Si sentiva carico. Era come se l’energia che ora riusciva a vedere nei suoi modelli, contemporaneamente scorresse in lui, elettrizzandolo.
Disegnava a tutte le ore, passava le notti sveglio a tracciare linee, che all’inizio apparivano confuse, ma poi, mano a mano che si “sintonizzava” con quello che vedeva, acquistavano senso e anche una certa grezza bellezza.
In quel periodo Odette, appena finiva di servire ai tavoli, passava da lui, senza neanche cambiarsi d’abito.
Semplicemente, bussava alla sua porta, con una cadenza placida ma insospettabilmente energica .
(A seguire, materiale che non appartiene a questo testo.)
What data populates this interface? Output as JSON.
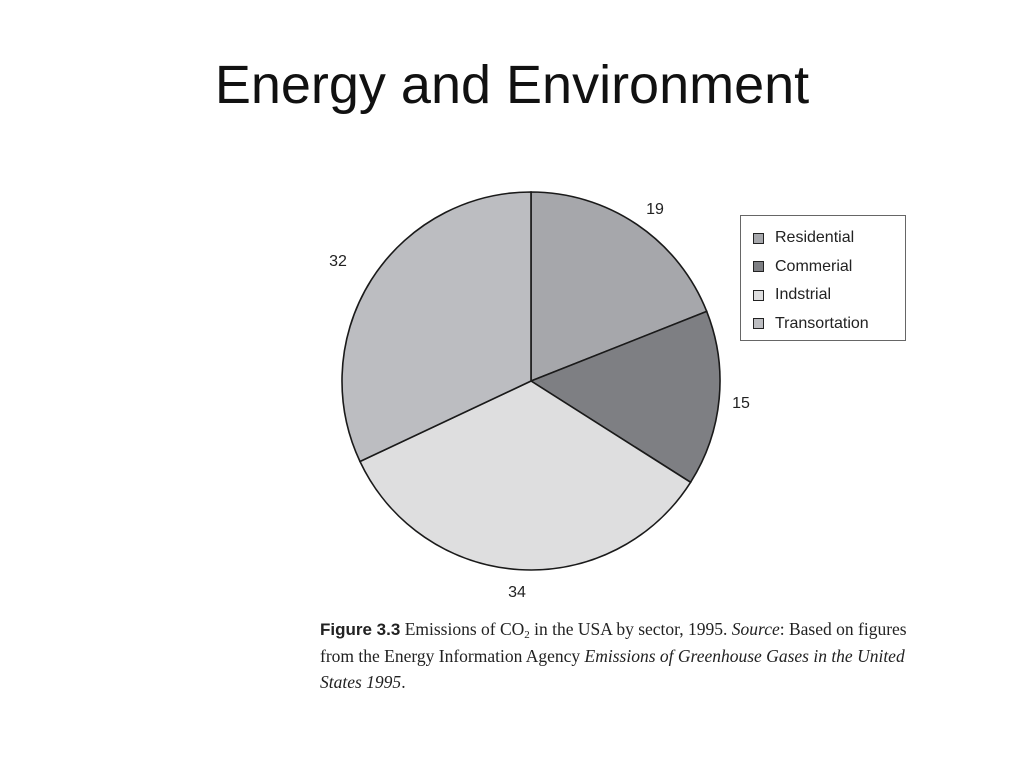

Lui, ormai, riconosceva all’istante quel suono familiare e apriva la porta, pregustando il momento in cui lo avrebbe salutato con quel suo sorriso sereno e divertito.
Poi lei si spogliava, come fosse la cosa più naturale del mondo, e si stendeva su quel divano pulcioso.
Iniziava la magia…le linee del corpo agile ma solido della ragazza, si intrecciavano davanti ai suoi occhi, e lui sentiva la matita scorrere sul foglio come guidata da chissà quale forza magnetica.
Quella volta, però furono interrotti…
La porta si spalancò e Jean, come al solito senza fare complimenti, entrò a gran passi nella stanza.
Andò dritto verso il foglio dell’amico, sorrise e lo fissò dritto negli occhi.
“Bene! E’ ora che tu impari a sentire la materia!”